Nov 15 2009

10 common mistakes using robots.txt on your blog

Robots.txt is a special file which is located in the root of each server which is a plan text file which allows the administrator of a website to define which web content need to be allowed and disallowed for the bot which visitors their website.

All major search engine like Google, Yahaoo and MSN agrees to the Robots Exclusion Protocol. There are several elements that every website owner need to understand for a easing crawling of their website. Following are the top 10 common mistakes to be avoided while create a robots.txt file.

1. Adding robots.txt not under the root directory – This is one of the common mistake webmaster do. They upload the robots.txt file at the wrong place it must reside in the root of the domain and must be named “robots.txt”. A robots.txt file uploaded in subdirectory is not a valid one since blots check for robots.txt file only in the root of the domain name.

User-agent: *
Disallow:

2. Wrong syntax in robots.txt – Another explanation is that the Webmaster used the wrong syntax when creating the robots.txt. Therefore, always double check the robots.txt file using tools like Robots.txt Checker
Here is an example

User-agent: *
Disallow: private.html

We advise you to start a file/directory name with a leading slash char (Example: /private.html).

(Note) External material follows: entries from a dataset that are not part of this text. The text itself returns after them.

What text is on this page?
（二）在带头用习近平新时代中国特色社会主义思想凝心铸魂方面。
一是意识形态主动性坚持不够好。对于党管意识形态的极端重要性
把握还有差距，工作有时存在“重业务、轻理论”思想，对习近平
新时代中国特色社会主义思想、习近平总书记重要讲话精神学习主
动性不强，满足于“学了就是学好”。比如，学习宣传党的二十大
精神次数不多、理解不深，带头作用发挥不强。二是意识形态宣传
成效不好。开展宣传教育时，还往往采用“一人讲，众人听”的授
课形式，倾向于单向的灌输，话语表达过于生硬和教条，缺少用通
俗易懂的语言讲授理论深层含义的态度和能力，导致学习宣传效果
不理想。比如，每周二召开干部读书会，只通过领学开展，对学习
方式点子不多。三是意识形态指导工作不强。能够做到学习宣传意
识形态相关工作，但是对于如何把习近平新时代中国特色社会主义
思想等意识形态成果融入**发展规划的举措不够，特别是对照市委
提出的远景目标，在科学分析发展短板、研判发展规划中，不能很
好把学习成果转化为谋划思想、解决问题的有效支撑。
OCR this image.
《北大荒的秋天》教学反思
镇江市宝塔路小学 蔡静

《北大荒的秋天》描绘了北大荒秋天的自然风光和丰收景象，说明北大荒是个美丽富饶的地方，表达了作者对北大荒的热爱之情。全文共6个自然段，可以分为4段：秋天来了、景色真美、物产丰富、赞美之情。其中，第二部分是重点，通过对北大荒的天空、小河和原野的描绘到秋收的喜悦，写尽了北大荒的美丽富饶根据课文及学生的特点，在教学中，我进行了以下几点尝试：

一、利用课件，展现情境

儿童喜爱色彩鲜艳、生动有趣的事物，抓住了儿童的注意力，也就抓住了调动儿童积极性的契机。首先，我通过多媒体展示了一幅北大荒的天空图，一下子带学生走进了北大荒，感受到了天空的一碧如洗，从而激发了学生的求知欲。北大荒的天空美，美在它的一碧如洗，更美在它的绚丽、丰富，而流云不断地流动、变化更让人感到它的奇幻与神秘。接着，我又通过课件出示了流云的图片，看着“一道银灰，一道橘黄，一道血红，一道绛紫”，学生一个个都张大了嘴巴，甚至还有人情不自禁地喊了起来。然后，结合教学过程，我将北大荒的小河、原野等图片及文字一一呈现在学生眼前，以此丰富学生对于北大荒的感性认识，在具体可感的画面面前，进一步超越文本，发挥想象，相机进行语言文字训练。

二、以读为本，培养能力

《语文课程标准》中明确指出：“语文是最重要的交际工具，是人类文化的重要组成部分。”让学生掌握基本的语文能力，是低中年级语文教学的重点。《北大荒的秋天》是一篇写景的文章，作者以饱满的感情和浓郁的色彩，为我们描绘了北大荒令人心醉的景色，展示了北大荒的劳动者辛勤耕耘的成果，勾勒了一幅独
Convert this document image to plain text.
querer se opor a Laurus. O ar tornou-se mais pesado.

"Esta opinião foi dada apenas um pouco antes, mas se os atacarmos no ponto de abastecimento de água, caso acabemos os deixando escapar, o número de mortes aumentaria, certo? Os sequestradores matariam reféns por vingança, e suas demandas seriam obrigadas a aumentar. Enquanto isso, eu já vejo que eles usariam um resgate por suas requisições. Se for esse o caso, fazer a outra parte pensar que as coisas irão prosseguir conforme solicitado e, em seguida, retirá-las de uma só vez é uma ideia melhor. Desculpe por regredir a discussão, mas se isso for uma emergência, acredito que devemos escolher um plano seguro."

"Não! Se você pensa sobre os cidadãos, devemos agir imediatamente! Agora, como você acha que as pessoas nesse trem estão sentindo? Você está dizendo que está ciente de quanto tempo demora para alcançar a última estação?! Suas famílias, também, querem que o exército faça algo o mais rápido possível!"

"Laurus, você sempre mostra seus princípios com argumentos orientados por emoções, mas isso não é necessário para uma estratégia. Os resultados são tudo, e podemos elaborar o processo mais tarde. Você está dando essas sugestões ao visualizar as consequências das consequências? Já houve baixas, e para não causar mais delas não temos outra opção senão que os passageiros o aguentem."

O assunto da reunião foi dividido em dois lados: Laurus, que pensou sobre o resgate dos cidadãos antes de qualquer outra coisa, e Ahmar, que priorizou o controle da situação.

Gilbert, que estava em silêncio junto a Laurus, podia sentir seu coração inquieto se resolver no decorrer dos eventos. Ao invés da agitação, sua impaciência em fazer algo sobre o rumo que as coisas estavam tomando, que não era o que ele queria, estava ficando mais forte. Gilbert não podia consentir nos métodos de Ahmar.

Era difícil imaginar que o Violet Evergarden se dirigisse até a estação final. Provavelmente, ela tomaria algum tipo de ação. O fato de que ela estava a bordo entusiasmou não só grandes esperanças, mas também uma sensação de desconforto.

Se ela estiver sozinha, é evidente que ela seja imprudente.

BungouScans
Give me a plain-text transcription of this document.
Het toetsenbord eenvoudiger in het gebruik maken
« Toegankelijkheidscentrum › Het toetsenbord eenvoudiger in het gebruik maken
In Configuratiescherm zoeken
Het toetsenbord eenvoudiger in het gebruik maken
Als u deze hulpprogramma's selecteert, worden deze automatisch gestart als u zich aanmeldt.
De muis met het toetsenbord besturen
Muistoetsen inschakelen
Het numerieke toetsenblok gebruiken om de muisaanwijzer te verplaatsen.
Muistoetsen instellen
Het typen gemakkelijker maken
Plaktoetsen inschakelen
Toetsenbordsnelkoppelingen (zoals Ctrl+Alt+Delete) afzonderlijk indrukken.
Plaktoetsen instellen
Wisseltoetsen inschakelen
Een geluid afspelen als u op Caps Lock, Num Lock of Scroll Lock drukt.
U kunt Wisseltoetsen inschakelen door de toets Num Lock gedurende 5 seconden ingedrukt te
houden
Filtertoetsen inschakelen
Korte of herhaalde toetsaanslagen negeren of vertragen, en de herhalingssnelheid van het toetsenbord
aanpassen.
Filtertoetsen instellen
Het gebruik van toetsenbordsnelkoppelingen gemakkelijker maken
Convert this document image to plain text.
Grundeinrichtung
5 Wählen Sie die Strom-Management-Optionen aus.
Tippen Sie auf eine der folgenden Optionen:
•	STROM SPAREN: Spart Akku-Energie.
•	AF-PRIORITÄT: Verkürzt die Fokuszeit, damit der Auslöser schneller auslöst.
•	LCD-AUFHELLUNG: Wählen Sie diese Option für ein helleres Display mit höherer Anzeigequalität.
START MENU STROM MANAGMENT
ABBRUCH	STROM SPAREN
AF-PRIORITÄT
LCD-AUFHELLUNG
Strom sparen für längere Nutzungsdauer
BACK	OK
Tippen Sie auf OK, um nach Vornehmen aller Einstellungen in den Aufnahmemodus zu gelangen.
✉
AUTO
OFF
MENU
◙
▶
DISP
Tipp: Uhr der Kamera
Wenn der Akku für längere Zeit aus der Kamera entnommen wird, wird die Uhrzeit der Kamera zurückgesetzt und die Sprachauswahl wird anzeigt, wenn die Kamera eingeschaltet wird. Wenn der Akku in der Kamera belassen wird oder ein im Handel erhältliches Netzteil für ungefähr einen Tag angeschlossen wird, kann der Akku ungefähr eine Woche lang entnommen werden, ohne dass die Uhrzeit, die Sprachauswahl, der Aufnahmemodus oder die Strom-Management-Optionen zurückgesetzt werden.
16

3. Adding comment at the end of the sentence instead of at the beginning – If you wish to include comments in your robots.txt file, you should precede them with a # sign like this:

# Here are my comments about this entry.
User-agent: *
Disallow:

4. Empty robots.txt file almost like not having one – If you have created a robots.txt file under your root directory and there is nothing in it, then it is similar like not having one. Because nothing is disallowed or no User-agent is given, everything is allowed for every bots.

5. Blocking the pages which you need to get indexed – If you are blocking spider bots and pages using robots.txt you should have thorough understanding of the syntax to be used any mistake can cause you huge problem with the spiderbots.

6. URL’s Paths are case sensitive – URL paths are often case sensitive, so be consistent with the site capitalization WARNING! Many robots and webservers are case-sensitive. So this path will not match any root-level folders named private or PRIVATE.

7. Misspelled robots/user agent names – SpiderBots will ignore mispelled User-Agent names. Check out your raw server log to find User-Agent name which you need to be blocked. Check out UserAgentString.com for a list of User Agent name.

8. Don’t add all the files in one single line – Some of the common mistake is adding all the files under on disallow.
For example

User-agent: *
Disallow: /private/ /images/ /javascript/

This is a wrong syntax and robots will not understand this format. The correct syntax is given below.

User-agent: *
Disallow: /private/
Disallow: /images/
Disallow: /javascript/

9. No allow command in robots.txt – There is only one command that is Disallow: and there is no command called Allow: So if you want to allow the bots to visit the page just don’t add the files.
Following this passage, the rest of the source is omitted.